The Performance Obsession

I spent three days shaving 12 milliseconds off a page load. I already know what you’re thinking. And you’re right. But also, I don’t care, because those 12 milliseconds were wrong and now they’re not.

This site runs a full WebGL cosmic background with custom shaders, a particle system, constellation text effects rendered on the GPU, flying icons tracing bezier paths across your screen, and an FPS monitor that adapts visual quality in real-time. All of it running at 60fps. On your phone, too, if your phone cooperates. No promises.

Here’s how.

The Draw Call Problem

If you’ve never thought about draw calls, congratulations on your mental health. For the rest of us: every time you ask the GPU to render something, there’s overhead. The CPU has to set up state, bind buffers, configure the pipeline, and then say “go.” Each one of those round trips is a draw call, and they’re expensive. Not because the GPU is slow at drawing, but because the communication between CPU and GPU is the bottleneck.

The naive approach to rendering 24 flying icons (6 icons with 4 trail copies each) is 24 draw calls per frame. At 60fps, that’s 1,440 draw calls per second just for decorative floating icons. Add in the cosmic background, the constellation text, the particle system, and you’re looking at a frame budget that’s already bleeding. Great start, right?
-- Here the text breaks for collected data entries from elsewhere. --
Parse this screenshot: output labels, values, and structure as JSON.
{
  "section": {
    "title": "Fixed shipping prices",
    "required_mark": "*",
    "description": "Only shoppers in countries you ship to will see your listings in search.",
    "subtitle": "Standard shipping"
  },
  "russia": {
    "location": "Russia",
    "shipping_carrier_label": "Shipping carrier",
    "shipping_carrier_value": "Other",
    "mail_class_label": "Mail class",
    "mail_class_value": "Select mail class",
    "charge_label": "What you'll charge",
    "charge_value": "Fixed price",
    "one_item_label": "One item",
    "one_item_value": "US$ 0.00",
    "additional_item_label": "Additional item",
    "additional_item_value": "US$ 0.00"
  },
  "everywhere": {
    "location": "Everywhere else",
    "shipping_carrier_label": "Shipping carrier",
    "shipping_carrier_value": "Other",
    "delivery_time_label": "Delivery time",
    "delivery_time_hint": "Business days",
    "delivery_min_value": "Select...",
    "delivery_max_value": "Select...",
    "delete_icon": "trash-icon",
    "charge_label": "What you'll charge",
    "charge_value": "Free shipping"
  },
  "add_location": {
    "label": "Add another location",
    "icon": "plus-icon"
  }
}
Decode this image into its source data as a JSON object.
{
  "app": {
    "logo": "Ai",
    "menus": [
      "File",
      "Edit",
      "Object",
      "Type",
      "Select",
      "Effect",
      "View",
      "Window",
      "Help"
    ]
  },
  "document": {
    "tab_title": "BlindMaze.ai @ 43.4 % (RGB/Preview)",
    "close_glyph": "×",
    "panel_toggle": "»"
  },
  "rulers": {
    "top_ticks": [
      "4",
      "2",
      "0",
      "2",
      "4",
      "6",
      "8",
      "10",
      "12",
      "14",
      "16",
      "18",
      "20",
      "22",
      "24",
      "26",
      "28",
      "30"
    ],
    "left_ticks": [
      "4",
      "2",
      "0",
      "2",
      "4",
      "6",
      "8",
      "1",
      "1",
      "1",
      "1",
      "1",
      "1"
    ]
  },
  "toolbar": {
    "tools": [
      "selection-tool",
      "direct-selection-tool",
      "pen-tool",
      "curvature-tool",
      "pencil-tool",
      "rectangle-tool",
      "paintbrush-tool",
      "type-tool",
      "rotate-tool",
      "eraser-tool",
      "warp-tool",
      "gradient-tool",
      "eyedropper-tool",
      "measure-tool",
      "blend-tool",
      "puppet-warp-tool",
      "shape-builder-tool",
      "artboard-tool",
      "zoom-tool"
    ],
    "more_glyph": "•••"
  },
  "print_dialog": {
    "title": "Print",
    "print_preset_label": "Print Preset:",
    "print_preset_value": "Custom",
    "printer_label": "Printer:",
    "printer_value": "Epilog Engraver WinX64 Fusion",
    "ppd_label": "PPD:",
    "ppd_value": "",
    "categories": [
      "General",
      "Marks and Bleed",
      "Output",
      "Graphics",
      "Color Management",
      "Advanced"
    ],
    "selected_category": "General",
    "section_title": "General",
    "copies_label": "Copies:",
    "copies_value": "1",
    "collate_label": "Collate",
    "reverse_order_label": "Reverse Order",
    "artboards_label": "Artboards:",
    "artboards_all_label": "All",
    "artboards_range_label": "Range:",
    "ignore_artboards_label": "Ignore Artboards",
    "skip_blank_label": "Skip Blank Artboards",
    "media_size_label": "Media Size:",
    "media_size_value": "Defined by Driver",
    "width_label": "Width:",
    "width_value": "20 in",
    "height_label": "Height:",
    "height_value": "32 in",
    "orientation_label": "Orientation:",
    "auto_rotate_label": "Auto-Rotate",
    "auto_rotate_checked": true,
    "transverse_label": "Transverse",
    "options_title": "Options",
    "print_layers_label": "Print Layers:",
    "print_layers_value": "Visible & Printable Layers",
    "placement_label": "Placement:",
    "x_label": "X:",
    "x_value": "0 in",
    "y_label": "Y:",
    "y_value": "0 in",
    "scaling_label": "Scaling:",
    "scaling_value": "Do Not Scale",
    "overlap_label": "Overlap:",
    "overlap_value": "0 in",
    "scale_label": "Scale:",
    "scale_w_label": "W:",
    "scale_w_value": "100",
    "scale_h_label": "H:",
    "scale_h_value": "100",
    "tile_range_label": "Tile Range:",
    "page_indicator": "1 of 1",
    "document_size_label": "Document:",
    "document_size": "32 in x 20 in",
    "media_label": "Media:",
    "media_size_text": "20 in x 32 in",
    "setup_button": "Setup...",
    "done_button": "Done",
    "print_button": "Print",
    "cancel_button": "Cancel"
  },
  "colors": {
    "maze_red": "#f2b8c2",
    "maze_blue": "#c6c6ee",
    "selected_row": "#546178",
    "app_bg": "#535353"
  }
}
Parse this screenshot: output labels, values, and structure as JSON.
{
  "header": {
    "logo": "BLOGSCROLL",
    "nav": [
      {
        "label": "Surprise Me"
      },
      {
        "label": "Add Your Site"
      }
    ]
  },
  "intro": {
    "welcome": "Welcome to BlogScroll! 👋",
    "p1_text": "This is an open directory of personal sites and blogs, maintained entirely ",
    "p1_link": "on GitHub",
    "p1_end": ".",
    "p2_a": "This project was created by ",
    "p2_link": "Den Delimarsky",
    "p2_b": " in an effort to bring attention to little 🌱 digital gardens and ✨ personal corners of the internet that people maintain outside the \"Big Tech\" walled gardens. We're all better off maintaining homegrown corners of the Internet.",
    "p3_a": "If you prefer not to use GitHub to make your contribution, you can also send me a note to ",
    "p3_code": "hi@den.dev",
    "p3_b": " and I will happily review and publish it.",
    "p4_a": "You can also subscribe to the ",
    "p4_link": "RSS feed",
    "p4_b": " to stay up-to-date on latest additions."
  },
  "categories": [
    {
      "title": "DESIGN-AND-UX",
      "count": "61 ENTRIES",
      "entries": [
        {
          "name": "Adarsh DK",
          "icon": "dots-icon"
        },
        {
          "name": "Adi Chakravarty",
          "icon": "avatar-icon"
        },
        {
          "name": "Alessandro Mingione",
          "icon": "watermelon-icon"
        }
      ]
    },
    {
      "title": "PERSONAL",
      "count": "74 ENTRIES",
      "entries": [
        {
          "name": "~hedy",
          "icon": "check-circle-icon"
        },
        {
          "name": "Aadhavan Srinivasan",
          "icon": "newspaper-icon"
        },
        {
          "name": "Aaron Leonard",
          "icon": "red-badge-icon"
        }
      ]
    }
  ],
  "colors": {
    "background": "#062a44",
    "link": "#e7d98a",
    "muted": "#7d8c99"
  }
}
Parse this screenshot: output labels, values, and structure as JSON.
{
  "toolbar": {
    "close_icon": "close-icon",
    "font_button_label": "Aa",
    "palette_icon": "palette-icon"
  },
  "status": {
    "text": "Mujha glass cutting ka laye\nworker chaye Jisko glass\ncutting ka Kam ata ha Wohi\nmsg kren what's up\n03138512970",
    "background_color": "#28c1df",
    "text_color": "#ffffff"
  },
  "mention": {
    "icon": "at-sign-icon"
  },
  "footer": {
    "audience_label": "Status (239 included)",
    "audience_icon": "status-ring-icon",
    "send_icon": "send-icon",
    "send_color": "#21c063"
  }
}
The solution is GPU instancing. Instead of saying “draw this quad” 24 times, you say “here are 24 sets of per-instance data, draw them all at once.” You pack the instance-specific attributes: the bezier control points, trail indices, icon types, path progress, into buffer attributes that the vertex shader reads per-instance. One draw call. Same visual result. The GPU doesn’t care how many instances you throw at it; it’s the CPU-to-GPU communication that kills you, and instancing eliminates almost all of it.

In my flying icons system, each instance carries 12 floats of data: a 2D offset, four X bezier control points, four Y bezier control points, a path progress value, and an icon type index. The vertex shader evaluates the cubic bezier at the current time, positions the quad, and the fragment shader draws the icon shape procedurally. No textures, no sprite sheets. Pure math.

The result is that rendering 24 animated icons with glow trails costs roughly the same as rendering one. I find this deeply satisfying and I will not be taking questions.

requestAnimationFrame or Die

There’s a special circle of developer hell reserved for people who use setInterval for animation. I’ve been there. I’ve sinned. I learned.

setInterval(render, 16) looks like it should give you 60fps. It won’t. setInterval doesn’t synchronize with the browser’s repaint cycle. It fires based on the event loop timer, which means your render call might land in the middle of a frame, or right after the browser already composited, or during garbage collection. You get jank. Frames pile up. The browser’s compositor is fighting your timer, and nobody wins.

requestAnimationFrame exists specifically to solve this. It tells the browser “call me right before you paint the next frame.” The browser batches your callback with its own rendering work, which means your animation is synchronized with the display refresh rate. On a 60Hz monitor, you get called 60 times per second. On a 120Hz monitor, 120 times. On a 240Hz monitor… you see where this is going.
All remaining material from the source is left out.